Napasnya semakin berat, dan luka-luka terbuka di kaki Anna terasa nyeri. Dihadapannya masih berdiri puluhan pohon pinus yang menjulang tinggi tak perduli sejauh apapun Anna berlari.
Dedaunan dan tanaman liar juga tumbuh lebat di hutan itu, membuat Anna kesulitan melihat tempat berpijak. Tumbuh-tumbuhan itu tumbuh setinggi pinggul Anna.
Seakan menelan setengah tubuh Anna, tumbuh-tumbuhan itu sangat menyulitkan Anna dalam mencari pijakan yang benar.
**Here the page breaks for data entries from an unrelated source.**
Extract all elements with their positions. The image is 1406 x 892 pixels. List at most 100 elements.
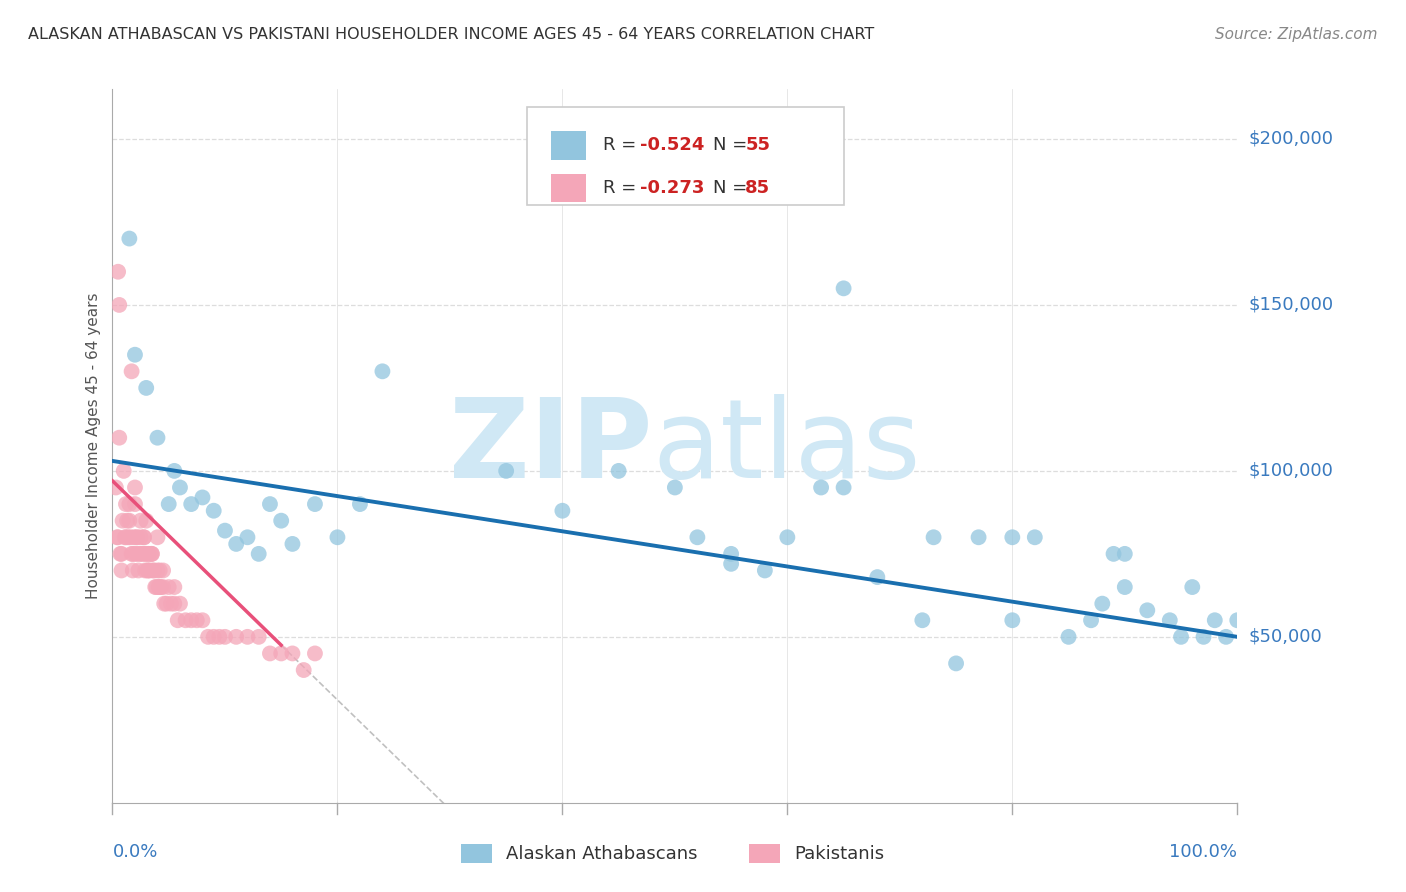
Text: Pakistanis: Pakistanis	[794, 845, 884, 863]
Point	[169, 481, 191, 495]
Point	[208, 630, 231, 644]
Point	[121, 564, 143, 578]
Text: 100.0%: 100.0%	[1170, 843, 1237, 861]
Point	[281, 537, 304, 551]
Point	[149, 580, 172, 594]
Point	[166, 613, 188, 627]
Point	[121, 547, 143, 561]
Point	[149, 580, 172, 594]
Point	[1170, 630, 1192, 644]
Point	[810, 481, 832, 495]
Point	[1057, 630, 1080, 644]
Point	[197, 630, 219, 644]
Point	[146, 564, 169, 578]
Point	[1080, 613, 1102, 627]
Point	[1102, 547, 1125, 561]
Point	[945, 657, 967, 671]
Point	[1181, 580, 1204, 594]
Point	[281, 647, 304, 661]
Point	[115, 514, 138, 528]
Point	[236, 530, 259, 544]
Point	[832, 481, 855, 495]
Point	[1001, 613, 1024, 627]
Point	[115, 497, 138, 511]
Point	[152, 580, 174, 594]
Text: 85: 85	[745, 179, 770, 197]
Point	[110, 547, 132, 561]
Point	[163, 580, 186, 594]
Point	[122, 530, 145, 544]
Point	[121, 547, 143, 561]
Text: $50,000: $50,000	[1249, 628, 1322, 646]
Point	[138, 564, 160, 578]
Text: N =: N =	[713, 179, 752, 197]
Point	[1204, 613, 1226, 627]
Point	[225, 630, 247, 644]
Point	[180, 497, 202, 511]
Point	[105, 530, 128, 544]
Point	[121, 364, 143, 378]
Text: 55: 55	[745, 136, 770, 154]
Point	[134, 564, 156, 578]
Point	[127, 530, 149, 544]
Text: $100,000: $100,000	[1249, 462, 1333, 480]
Point	[110, 547, 132, 561]
Point	[127, 547, 149, 561]
Point	[191, 491, 214, 505]
Point	[911, 613, 934, 627]
Text: $150,000: $150,000	[1249, 296, 1333, 314]
Point	[138, 547, 160, 561]
Point	[135, 381, 157, 395]
Point	[124, 348, 146, 362]
Point	[225, 537, 247, 551]
Point	[163, 464, 186, 478]
Text: -0.524: -0.524	[640, 136, 704, 154]
Point	[202, 630, 225, 644]
Point	[157, 497, 180, 511]
Point	[127, 564, 149, 578]
Point	[141, 547, 163, 561]
Point	[152, 564, 174, 578]
Point	[304, 497, 326, 511]
Point	[371, 364, 394, 378]
Point	[247, 547, 270, 561]
Point	[304, 647, 326, 661]
Point	[118, 514, 141, 528]
Point	[160, 597, 183, 611]
Point	[146, 530, 169, 544]
Point	[129, 514, 152, 528]
Point	[107, 265, 129, 279]
Point	[1226, 613, 1249, 627]
Point	[135, 514, 157, 528]
Point	[135, 547, 157, 561]
Point	[115, 530, 138, 544]
Point	[145, 580, 167, 594]
Text: atlas: atlas	[652, 394, 921, 501]
Point	[138, 564, 160, 578]
Point	[1114, 580, 1136, 594]
Point	[1024, 530, 1046, 544]
Point	[866, 570, 889, 584]
Point	[104, 481, 127, 495]
Point	[202, 504, 225, 518]
Point	[686, 530, 709, 544]
Point	[128, 547, 150, 561]
Point	[776, 530, 799, 544]
Point	[1114, 547, 1136, 561]
Point	[132, 547, 155, 561]
Point	[118, 231, 141, 245]
Point	[247, 630, 270, 644]
Point	[186, 613, 208, 627]
Point	[108, 431, 131, 445]
Point	[146, 431, 169, 445]
Point	[124, 481, 146, 495]
Point	[169, 597, 191, 611]
Point	[163, 597, 186, 611]
Text: R =: R =	[603, 179, 643, 197]
Point	[135, 547, 157, 561]
Point	[124, 497, 146, 511]
Point	[139, 547, 162, 561]
Text: Source: ZipAtlas.com: Source: ZipAtlas.com	[1215, 27, 1378, 42]
Point	[132, 530, 155, 544]
Point	[214, 524, 236, 538]
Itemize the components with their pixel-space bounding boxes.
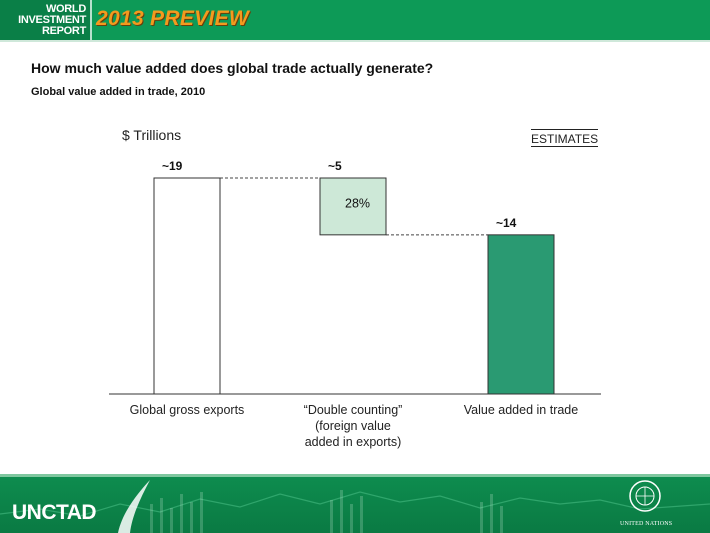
category-label-2: “Double counting” (foreign value added in … <box>273 402 433 450</box>
bar-3 <box>487 234 555 395</box>
logo-separator <box>90 0 92 40</box>
category-label-line: Global gross exports <box>129 403 245 417</box>
estimates-label: ESTIMATES <box>531 129 599 147</box>
category-label-1: Global gross exports <box>107 402 267 418</box>
footer-banner: UNCTAD UNITED NATIONS <box>0 474 710 533</box>
bar-pattern <box>150 490 503 533</box>
wir-logo: WORLD INVESTMENT REPORT <box>0 0 90 40</box>
unctad-logo: UNCTAD <box>12 501 97 524</box>
swoosh-icon <box>118 480 150 533</box>
un-label: UNITED NATIONS <box>620 521 673 527</box>
waterfall-chart: ~19 ~5 28% ~14 <box>109 159 601 395</box>
slide-subtitle: Global value added in trade, 2010 <box>31 86 206 98</box>
category-label-line: “Double counting” <box>303 403 403 417</box>
footer-topline <box>0 474 710 477</box>
slide-title: How much value added does global trade a… <box>31 60 434 76</box>
trend-line <box>0 491 710 517</box>
un-emblem-icon <box>629 480 661 512</box>
logo-line-3: REPORT <box>41 24 86 37</box>
bar-2 <box>319 177 387 236</box>
header-banner: WORLD INVESTMENT REPORT 2013 PREVIEW <box>0 0 710 40</box>
value-label-1: ~19 <box>162 159 183 173</box>
category-label-line: added in exports) <box>304 435 402 449</box>
preview-label: 2013 PREVIEW <box>96 7 249 30</box>
unit-label: $ Trillions <box>122 127 182 143</box>
category-label-line: Value added in trade <box>463 403 579 417</box>
category-label-3: Value added in trade <box>441 402 601 418</box>
value-label-3: ~14 <box>496 216 517 230</box>
value-label-2: ~5 <box>328 159 342 173</box>
logo-line-2: INVESTMENT <box>18 13 86 26</box>
inner-label-2: 28% <box>345 196 370 210</box>
logo-line-1: WORLD <box>45 2 86 15</box>
footer-decoration <box>0 480 710 533</box>
header-rule <box>0 40 710 42</box>
bar-1 <box>153 177 221 395</box>
category-label-line: (foreign value <box>315 419 391 433</box>
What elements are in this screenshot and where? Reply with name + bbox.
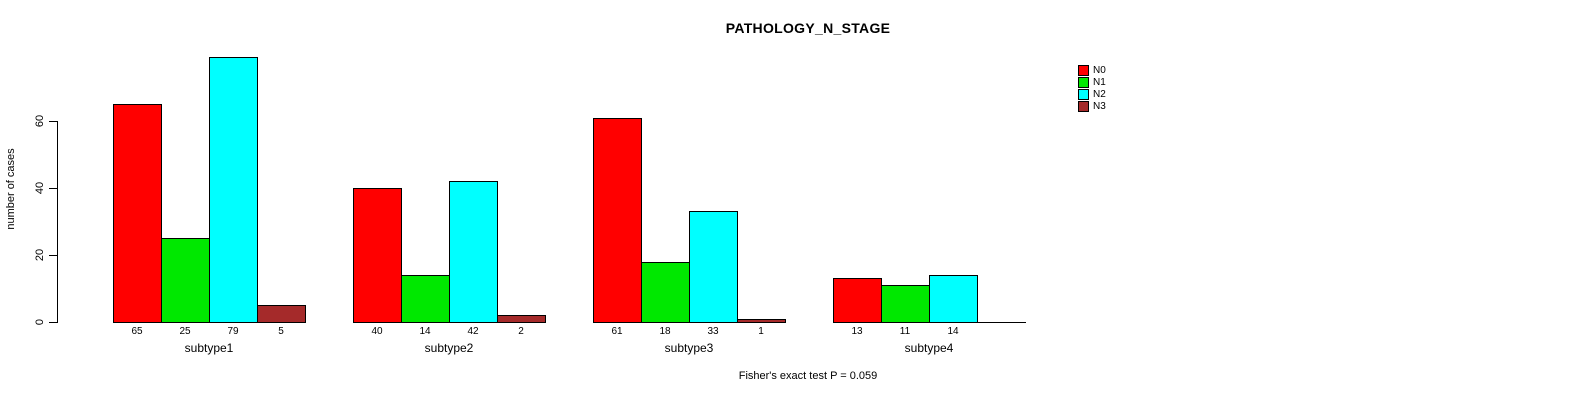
legend-item-N3: N3: [1078, 101, 1106, 112]
x-category-label: subtype2: [424, 341, 474, 355]
bar-value-label: 14: [419, 326, 431, 337]
bar-subtype2-N1: [401, 275, 450, 323]
bar-subtype3-N3: [737, 319, 786, 323]
bar-subtype1-N3: [257, 305, 306, 323]
bar-value-label: 40: [371, 326, 383, 337]
annotation-text: Fisher's exact test P = 0.059: [738, 370, 878, 382]
legend-label: N0: [1093, 65, 1106, 76]
y-tick: [49, 188, 57, 189]
legend-item-N1: N1: [1078, 77, 1106, 88]
x-category-label: subtype3: [664, 341, 714, 355]
legend: N0 N1 N2 N3: [1078, 65, 1106, 112]
x-category-label: subtype1: [184, 341, 234, 355]
bar-value-label: 42: [467, 326, 479, 337]
x-category-label: subtype4: [904, 341, 954, 355]
bar-value-label: 65: [131, 326, 143, 337]
y-tick-label: 40: [34, 181, 46, 195]
bar-value-label: 18: [659, 326, 671, 337]
y-axis-label: number of cases: [5, 148, 17, 230]
bar-value-label: 11: [899, 326, 911, 337]
bar-value-label: 2: [518, 326, 524, 337]
y-axis-line: [57, 121, 58, 323]
legend-label: N2: [1093, 89, 1106, 100]
bar-subtype1-N0: [113, 104, 162, 323]
y-tick-label: 60: [34, 114, 46, 128]
bar-value-label: 14: [947, 326, 959, 337]
bar-subtype2-N3: [497, 315, 546, 323]
legend-swatch-N0: [1078, 65, 1089, 76]
bar-subtype1-N1: [161, 238, 210, 323]
y-tick: [49, 322, 57, 323]
legend-label: N1: [1093, 77, 1106, 88]
bar-subtype3-N0: [593, 118, 642, 323]
legend-swatch-N1: [1078, 77, 1089, 88]
legend-label: N3: [1093, 101, 1106, 112]
legend-swatch-N2: [1078, 89, 1089, 100]
bar-subtype2-N2: [449, 181, 498, 323]
bar-value-label: 33: [707, 326, 719, 337]
bar-subtype4-N1: [881, 285, 930, 323]
bar-value-label: 61: [611, 326, 623, 337]
legend-item-N0: N0: [1078, 65, 1106, 76]
bar-value-label: 25: [179, 326, 191, 337]
bar-subtype4-N2: [929, 275, 978, 323]
y-tick-label: 0: [34, 318, 46, 326]
y-tick: [49, 255, 57, 256]
bar-value-label: 13: [851, 326, 863, 337]
y-tick: [49, 121, 57, 122]
bar-value-label: 5: [278, 326, 284, 337]
legend-swatch-N3: [1078, 101, 1089, 112]
bar-subtype3-N2: [689, 211, 738, 323]
bar-value-label: 79: [227, 326, 239, 337]
y-tick-label: 20: [34, 248, 46, 262]
bar-subtype2-N0: [353, 188, 402, 323]
bar-subtype4-N0: [833, 278, 882, 323]
legend-item-N2: N2: [1078, 89, 1106, 100]
chart-title: PATHOLOGY_N_STAGE: [725, 20, 891, 36]
bar-value-label: 1: [758, 326, 764, 337]
bar-subtype3-N1: [641, 262, 690, 323]
bar-subtype1-N2: [209, 57, 258, 323]
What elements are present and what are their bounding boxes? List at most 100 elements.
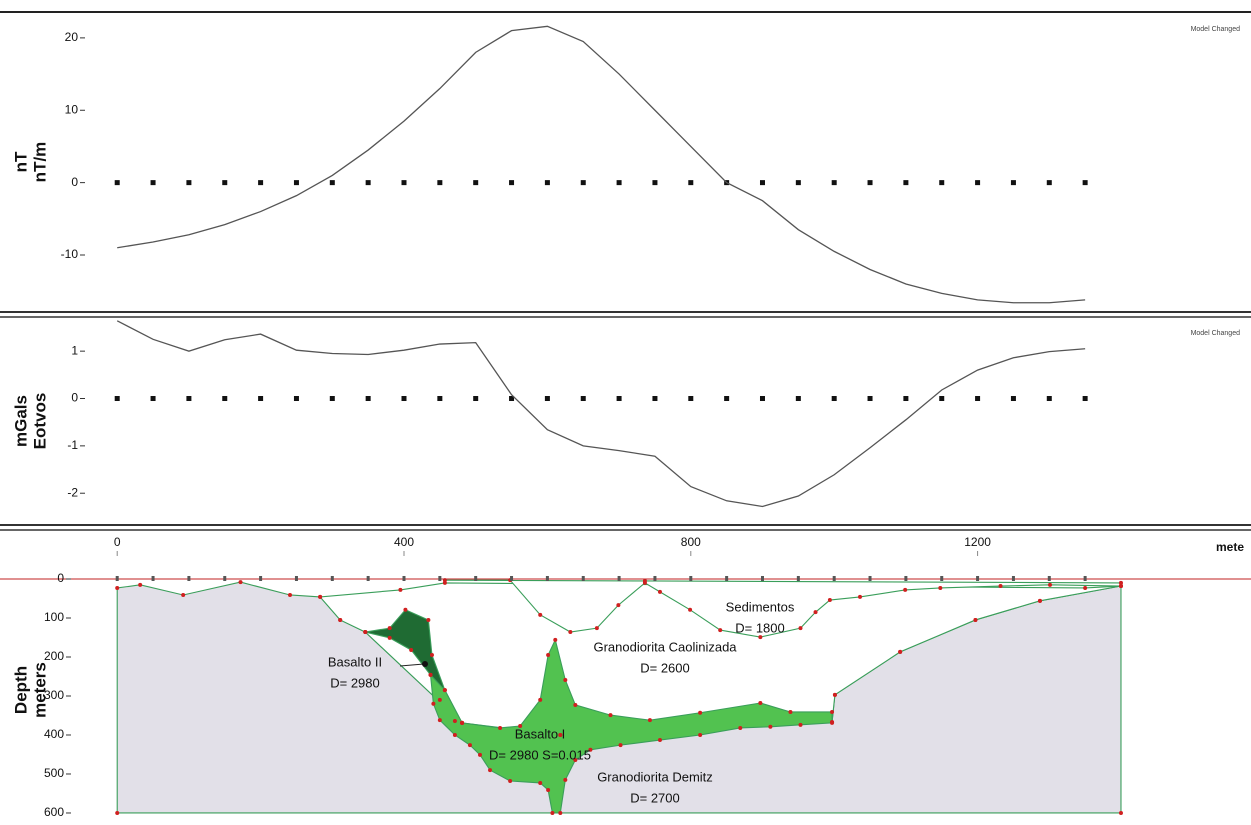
station [223,576,226,581]
x-tick-label: 1200 [964,535,991,549]
station [869,576,872,581]
observed-point [1047,180,1052,185]
vertex [830,721,834,725]
vertex [1083,586,1087,590]
station [546,576,549,581]
observed-point [688,180,693,185]
observed-point [832,396,837,401]
station [797,576,800,581]
y-tick-label: 0 [57,571,64,585]
observed-point [186,180,191,185]
y-tick-label: 0 [71,175,78,189]
observed-point [437,180,442,185]
observed-point [939,180,944,185]
body-density: D= 2980 [330,675,380,690]
vertex [546,788,550,792]
station [1012,576,1015,581]
vertex [758,635,762,639]
vertex [1119,811,1123,815]
observed-point [402,396,407,401]
observed-point [366,396,371,401]
observed-point [868,396,873,401]
body-density: D= 2600 [640,660,690,675]
vertex [903,588,907,592]
vertex [438,718,442,722]
vertex [239,580,243,584]
vertex [798,723,802,727]
observed-point [760,180,765,185]
vertex [546,653,550,657]
observed-point [115,180,120,185]
vertex [460,721,464,725]
vertex [658,590,662,594]
vertex [453,719,457,723]
vertex [388,636,392,640]
vertex [138,583,142,587]
vertex [573,703,577,707]
y-tick-label: 200 [44,649,64,663]
observed-point [294,396,299,401]
station [474,576,477,581]
vertex [768,725,772,729]
y-tick-label: 20 [65,30,79,44]
vertex [563,778,567,782]
vertex [478,753,482,757]
vertex [698,733,702,737]
vertex [550,811,554,815]
observed-point [294,180,299,185]
vertex [608,713,612,717]
observed-point [330,180,335,185]
observed-point [1011,396,1016,401]
observed-point [402,180,407,185]
vertex [288,593,292,597]
vertex [438,698,442,702]
observed-point [903,396,908,401]
y-axis-label: mGals [11,395,30,447]
vertex [430,653,434,657]
page: {"chart_data": [ {"type": "line", "ylabe… [0,0,1251,825]
station [116,576,119,581]
x-tick-label: 400 [394,535,414,549]
vertex [658,738,662,742]
observed-point [796,180,801,185]
observed-point [652,396,657,401]
vertex [363,630,367,634]
body-name: Sedimentos [726,599,795,614]
observed-point [151,396,156,401]
vertex [1119,581,1123,585]
y-tick-label: -2 [67,485,78,499]
vertex [409,648,413,652]
station [331,576,334,581]
vertex [558,811,562,815]
observed-point [832,180,837,185]
vertex [488,768,492,772]
observed-point [581,180,586,185]
vertex [688,608,692,612]
vertex [830,710,834,714]
vertex [616,603,620,607]
vertex [431,702,435,706]
x-tick-label: 0 [114,535,121,549]
observed-point [975,396,980,401]
vertex [973,618,977,622]
station [976,576,979,581]
station [510,576,513,581]
vertex [115,586,119,590]
vertex [833,693,837,697]
vertex [403,608,407,612]
vertex [563,678,567,682]
observed-point [151,180,156,185]
y-tick-label: 0 [71,391,78,405]
observed-point [330,396,335,401]
observed-point [903,180,908,185]
observed-point [760,396,765,401]
vertex [788,710,792,714]
observed-point [186,396,191,401]
x-axis-label: mete [1216,540,1244,554]
status-label: Model Changed [1191,330,1241,337]
vertex [553,638,557,642]
vertex [648,718,652,722]
observed-point [115,396,120,401]
y-axis-label: nT [11,151,30,172]
station [438,576,441,581]
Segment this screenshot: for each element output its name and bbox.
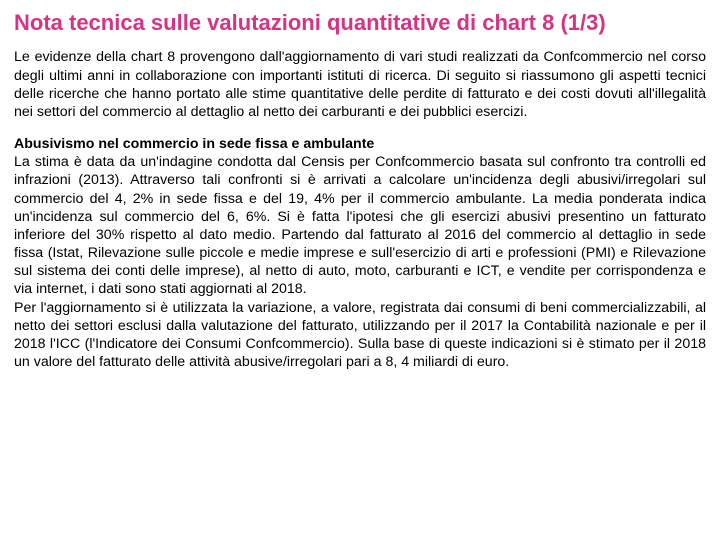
intro-paragraph: Le evidenze della chart 8 provengono dal… xyxy=(14,48,706,121)
page-title: Nota tecnica sulle valutazioni quantitat… xyxy=(14,10,706,36)
section-subheading: Abusivismo nel commercio in sede fissa e… xyxy=(14,135,706,153)
body-paragraph-2: Per l'aggiornamento si è utilizzata la v… xyxy=(14,299,706,372)
body-paragraph-1: La stima è data da un'indagine condotta … xyxy=(14,153,706,298)
document-page: Nota tecnica sulle valutazioni quantitat… xyxy=(0,0,720,383)
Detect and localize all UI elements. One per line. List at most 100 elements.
Berkali-kali Anna terantuk dan terjatuh, namun sebuah lilin kecil di hatinya terus memacu kedua kakinya yang sudah tak mampu lagi berlari.
Hutan itu begitu sunyi, tak ada satu hewan pun sejauh apapun Anna berlari. Begitu juga dengan sang pemburu yang tak menunjukan satu suara apapun.
Sejenak Anna berpikir bahwa mungkin ia sudah berhasil kabur dari kejaran sang pemburu. Namun, memikirkan berbagai kemungkinan yang tak pasti Anna terus memacu kakinya. Namun, kedua kakinya segera mencapai batasnya.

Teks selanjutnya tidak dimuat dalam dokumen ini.